Extent Building section Manresa: offices and common spaces
Client Kadans Vastgoed
Architect BiermanHenket Architecten
Consultancy firm BD Bouwadvies
Installer Kuijpers Installaties Utiliteit Zuid B.V.
Date of completion Q3 2020
National Monument The Mariënburg Monastery at Sint Janssingel in Den Bosch, designed by architect J.H. van Groenendael, was built in the late nineteenth century in neo-Gothic style. Occupants of the convent were the Catholic Sisters of the Society of Jesus, Mary and Joseph (JMJ), whose purpose was to train female school teachers. In the 20th century, the building received its first educational function, first as a nursery school and later as a vocational MBO school. The monastery has always maintained its educational function.
Architect BiermanHenket transformed the monastery in the historic city center, among other things, for the Jheronimus Academy of Data Science, an international (master's) programme of TU Eindhoven and Tilburg University. The monastery consists of six building sections with different functions. Three of these building sections, located in the oldest part of the monastery, will be occupied by companies with a high impact on sustainability in big data and IT in the coming years. In addition, lecture halls, study rooms, workspaces for start-ups and incubators and consultation and presentation spaces have been created, as well as living quarters for JADS students.
Among other things, the listed monastery has been preserved by using different types of ClimaRad units that control ventilation, heating and cooling per room. With this decentralised solution, it has become a future-proof building, a wish of client Kadans Vastgoed. The rooms are fully heated and cooled using a thermal energy system consisting of two mono-sources.
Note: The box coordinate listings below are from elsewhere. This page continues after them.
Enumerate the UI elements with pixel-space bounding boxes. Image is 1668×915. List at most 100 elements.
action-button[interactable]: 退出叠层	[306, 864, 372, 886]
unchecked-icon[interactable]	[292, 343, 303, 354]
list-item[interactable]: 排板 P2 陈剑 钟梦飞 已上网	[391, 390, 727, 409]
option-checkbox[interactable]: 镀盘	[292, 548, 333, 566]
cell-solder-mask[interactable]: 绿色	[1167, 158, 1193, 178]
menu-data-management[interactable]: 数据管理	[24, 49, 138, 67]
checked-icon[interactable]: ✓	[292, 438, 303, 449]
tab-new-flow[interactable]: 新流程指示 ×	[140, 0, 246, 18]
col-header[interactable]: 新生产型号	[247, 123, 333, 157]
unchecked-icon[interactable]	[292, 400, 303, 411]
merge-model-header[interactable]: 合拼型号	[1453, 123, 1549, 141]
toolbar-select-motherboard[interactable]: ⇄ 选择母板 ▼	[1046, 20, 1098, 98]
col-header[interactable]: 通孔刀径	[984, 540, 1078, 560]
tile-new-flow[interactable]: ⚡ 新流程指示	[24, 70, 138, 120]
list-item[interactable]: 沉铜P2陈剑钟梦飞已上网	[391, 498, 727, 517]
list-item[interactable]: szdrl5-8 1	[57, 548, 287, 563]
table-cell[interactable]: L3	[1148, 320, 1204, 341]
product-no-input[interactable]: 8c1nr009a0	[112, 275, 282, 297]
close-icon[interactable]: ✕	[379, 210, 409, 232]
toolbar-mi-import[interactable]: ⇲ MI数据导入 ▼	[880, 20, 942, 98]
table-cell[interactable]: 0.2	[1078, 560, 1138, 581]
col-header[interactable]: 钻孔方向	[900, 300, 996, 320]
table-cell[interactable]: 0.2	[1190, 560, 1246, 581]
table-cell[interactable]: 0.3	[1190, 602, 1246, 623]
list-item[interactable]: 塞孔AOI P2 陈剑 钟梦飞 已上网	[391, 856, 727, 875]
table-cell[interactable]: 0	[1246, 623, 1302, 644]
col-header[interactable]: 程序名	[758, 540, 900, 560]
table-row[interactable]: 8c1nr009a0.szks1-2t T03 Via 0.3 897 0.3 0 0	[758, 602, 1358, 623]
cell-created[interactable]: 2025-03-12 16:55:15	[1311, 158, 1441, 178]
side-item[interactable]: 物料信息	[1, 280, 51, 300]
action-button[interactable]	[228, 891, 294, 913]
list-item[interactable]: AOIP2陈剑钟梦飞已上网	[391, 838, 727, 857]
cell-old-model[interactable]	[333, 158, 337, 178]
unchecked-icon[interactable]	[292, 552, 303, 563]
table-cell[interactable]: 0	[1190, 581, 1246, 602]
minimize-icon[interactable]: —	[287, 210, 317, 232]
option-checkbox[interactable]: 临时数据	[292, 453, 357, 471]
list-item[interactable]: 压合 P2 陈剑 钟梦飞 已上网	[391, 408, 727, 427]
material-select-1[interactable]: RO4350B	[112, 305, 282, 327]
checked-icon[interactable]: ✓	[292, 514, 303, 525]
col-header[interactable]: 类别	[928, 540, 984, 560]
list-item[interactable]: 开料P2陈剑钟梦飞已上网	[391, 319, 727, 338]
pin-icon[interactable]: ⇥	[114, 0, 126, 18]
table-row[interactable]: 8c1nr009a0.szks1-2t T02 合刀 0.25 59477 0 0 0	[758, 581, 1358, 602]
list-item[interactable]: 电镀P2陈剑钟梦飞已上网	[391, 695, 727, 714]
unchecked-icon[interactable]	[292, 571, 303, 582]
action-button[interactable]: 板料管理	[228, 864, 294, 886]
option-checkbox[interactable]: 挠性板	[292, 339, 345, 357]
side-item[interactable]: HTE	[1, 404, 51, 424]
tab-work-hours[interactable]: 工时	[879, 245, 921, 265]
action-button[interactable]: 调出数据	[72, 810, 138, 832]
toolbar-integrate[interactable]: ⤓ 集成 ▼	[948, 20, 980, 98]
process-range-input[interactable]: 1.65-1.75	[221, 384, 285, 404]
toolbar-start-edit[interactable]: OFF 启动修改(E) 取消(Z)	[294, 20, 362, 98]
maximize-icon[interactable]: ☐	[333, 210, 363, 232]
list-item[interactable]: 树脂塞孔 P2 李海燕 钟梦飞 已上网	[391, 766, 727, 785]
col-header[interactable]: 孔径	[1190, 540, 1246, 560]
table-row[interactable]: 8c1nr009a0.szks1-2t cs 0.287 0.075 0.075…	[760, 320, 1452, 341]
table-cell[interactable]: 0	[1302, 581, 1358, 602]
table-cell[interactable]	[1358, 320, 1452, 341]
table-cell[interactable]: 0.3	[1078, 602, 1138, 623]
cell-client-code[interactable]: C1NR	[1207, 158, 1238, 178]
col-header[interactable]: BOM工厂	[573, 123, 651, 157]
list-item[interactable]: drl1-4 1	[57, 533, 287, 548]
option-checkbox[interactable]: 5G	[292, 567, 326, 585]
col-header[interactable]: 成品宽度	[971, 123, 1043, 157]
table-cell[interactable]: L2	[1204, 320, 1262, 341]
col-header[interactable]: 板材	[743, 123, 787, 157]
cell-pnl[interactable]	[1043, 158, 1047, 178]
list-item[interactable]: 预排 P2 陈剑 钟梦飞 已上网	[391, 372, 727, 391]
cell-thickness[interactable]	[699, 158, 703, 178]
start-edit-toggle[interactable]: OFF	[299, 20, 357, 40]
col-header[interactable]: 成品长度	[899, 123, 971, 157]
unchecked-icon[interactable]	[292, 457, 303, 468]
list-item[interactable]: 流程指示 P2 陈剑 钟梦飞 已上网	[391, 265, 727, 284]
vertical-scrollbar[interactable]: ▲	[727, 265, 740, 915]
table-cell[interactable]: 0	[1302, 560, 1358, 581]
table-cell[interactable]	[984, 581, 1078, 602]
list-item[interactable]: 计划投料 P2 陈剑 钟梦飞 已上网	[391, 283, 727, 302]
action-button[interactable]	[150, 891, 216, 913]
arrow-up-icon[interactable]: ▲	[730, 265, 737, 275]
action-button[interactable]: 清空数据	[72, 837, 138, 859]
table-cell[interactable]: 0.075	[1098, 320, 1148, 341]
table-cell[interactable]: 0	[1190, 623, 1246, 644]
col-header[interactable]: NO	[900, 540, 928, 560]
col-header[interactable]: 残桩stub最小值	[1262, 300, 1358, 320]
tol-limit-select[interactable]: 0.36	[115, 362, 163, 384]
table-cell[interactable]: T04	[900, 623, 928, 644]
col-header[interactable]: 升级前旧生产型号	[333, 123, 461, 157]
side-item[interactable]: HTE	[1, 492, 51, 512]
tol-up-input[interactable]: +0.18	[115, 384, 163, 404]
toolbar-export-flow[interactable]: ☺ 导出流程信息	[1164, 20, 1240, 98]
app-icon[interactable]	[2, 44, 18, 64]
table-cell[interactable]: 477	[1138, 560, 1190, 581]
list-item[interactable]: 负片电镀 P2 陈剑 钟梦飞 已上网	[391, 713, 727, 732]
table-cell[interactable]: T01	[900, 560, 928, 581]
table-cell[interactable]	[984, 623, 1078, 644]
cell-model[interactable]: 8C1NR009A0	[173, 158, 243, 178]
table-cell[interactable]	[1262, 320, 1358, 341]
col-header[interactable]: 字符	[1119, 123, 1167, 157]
Decentralised ventilation, heating and cooling
The units used are the ClimaRad Care, ClimaRad Ventura V1C and ClimaRad 2.0 units. They automatically provide a healthy indoor climate, leading to increased productivity and a reduced sick leave rate. Based on various sensors in the units, the required amount of ventilation is determined and both the supply and return air are correctly matched. The wall grilles, which serve for supply and return through the wall, are unobtrusively incorporated into the exterior façade. This allows the listed monastery to retain its monumental character.
Nice detail: the pear berceau in the cloister's enclosed Manresa garden is laid out in the romantic garden style of the Renaissance. This corridor of pear trees connects the chapel of the Marienburg building with the medieval chapel and is part of the cloister. Originally, these were designed to ensure that sisters could walk outside without being tanned by the sunlight.